12 subject position by presupposition
Presupposition is an assumption that is made about the reader: (69) Frequently the magazine text producer is presented as a source of advice and solutions to a problem that the reader subject is assumed to have and which is attributed both en masse and individually. This places the reader in a community (a social group with a unifying identity). If this advice includes recommendations for problem-solving products, the reader will also be placed within a product community, i.e., a community who are unified by their need or use of a given product.

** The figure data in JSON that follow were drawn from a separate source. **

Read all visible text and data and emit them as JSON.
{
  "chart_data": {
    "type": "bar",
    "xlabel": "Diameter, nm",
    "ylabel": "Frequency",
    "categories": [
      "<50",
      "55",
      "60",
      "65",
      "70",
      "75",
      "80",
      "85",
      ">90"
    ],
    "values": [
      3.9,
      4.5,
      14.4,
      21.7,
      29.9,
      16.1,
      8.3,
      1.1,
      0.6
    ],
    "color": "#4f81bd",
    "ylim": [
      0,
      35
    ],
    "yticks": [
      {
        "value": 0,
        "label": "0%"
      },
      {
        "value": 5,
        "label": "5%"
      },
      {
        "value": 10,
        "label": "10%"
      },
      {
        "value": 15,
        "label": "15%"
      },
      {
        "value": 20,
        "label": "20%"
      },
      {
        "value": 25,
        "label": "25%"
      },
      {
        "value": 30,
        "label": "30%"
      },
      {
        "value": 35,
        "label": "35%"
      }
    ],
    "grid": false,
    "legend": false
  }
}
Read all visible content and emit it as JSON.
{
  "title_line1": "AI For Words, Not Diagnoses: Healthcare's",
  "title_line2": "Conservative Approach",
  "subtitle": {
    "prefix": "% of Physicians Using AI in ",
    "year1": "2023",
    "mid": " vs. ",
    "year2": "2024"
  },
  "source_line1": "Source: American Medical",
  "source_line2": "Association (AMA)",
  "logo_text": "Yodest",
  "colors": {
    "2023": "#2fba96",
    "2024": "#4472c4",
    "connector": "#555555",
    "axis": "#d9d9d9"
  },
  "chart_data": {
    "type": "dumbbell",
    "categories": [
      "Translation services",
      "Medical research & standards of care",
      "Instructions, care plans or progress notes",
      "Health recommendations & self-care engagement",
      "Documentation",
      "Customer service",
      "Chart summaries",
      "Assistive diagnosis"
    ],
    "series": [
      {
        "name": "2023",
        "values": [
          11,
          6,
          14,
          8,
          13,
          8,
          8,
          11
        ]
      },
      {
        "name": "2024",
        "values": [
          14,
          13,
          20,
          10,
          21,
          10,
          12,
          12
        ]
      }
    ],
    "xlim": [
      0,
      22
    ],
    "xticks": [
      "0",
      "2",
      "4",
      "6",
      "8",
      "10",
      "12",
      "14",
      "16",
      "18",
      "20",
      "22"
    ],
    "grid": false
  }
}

13 Text producer identity construction
identity construction is also something that concerns the text producer. One identity is the advisor (sometimes the advice is given in a particularly commanding way); someone who is so close to the reader that they know what the text interpreter is thinking/feeling. The text producer identity is often fluid and changing. Sometimes the text producer seems to be an individual, at others it appears to be part of a team or group, speaking with all the authority and conviction of a team.

14 Text producer-commonalty
Sometimes the text producer is assuming commonalty with the reader, i.e., assuming an identical identity to the readers, or with another group, for example with the rest of the magazines staff. (70) In the former, it is the use of the inclusive ‘we’ that is used to create the identity of the text producer as part of the same community as the text interpreter, i.e. as the same type of suffering woman. In the latter the ‘we’ is probably being used exclusively. (68)

15 Exclusive ‘we’ One of the common effects of the exclusive ‘we’ is to create the impression of authority by association with a team or a power group. In the case of magazines, we indicates that the text producer is part of the editorial staff and speaks with the authority of their combined expertise.

16 Text producer identity and modals
Another aspect of text producer identity can be understood through the role played by modality in the construction of that subject. Modals at the certainty end of the epistemic range indicate conviction, certainty, and hence are associated with reliability and with authority.

17 Indirect discourse and identity
Indirect discourse, i.e., when the words used are not attributed to a source or it is not clear whom they are said by or whether it would be typical for the text producer to say them. We often find exclamations or expressions being used in which the voice is ambivalent and the text producer is actually mimicking the kinds of expressions and exclamations that might be used by a number of the regular text interpreters. This can be used to suggest the editor’s closeness to a particular community of women readers.

18 Imitating speech patterns
McGloughlin points out that text producers often mimic the speech patterns of the implied reader and that establishes common ground between them. Here again McGloughlin refers to Fairclough and points he makes about the way ‘discourses of the lifeworld’ –which are largely informal can be mixed with ‘official discourse’, which is more formal.

19 In the same text there can be a mixture of both discourses.
The text producer can be authoritarian (provide advice and issue commands) but also claim identity with the reader and seem to be less authoritarian in tone. The range of linguistic techniques described here allows the text producer create an identity for the text producer and to shape and influence the reader’s responses.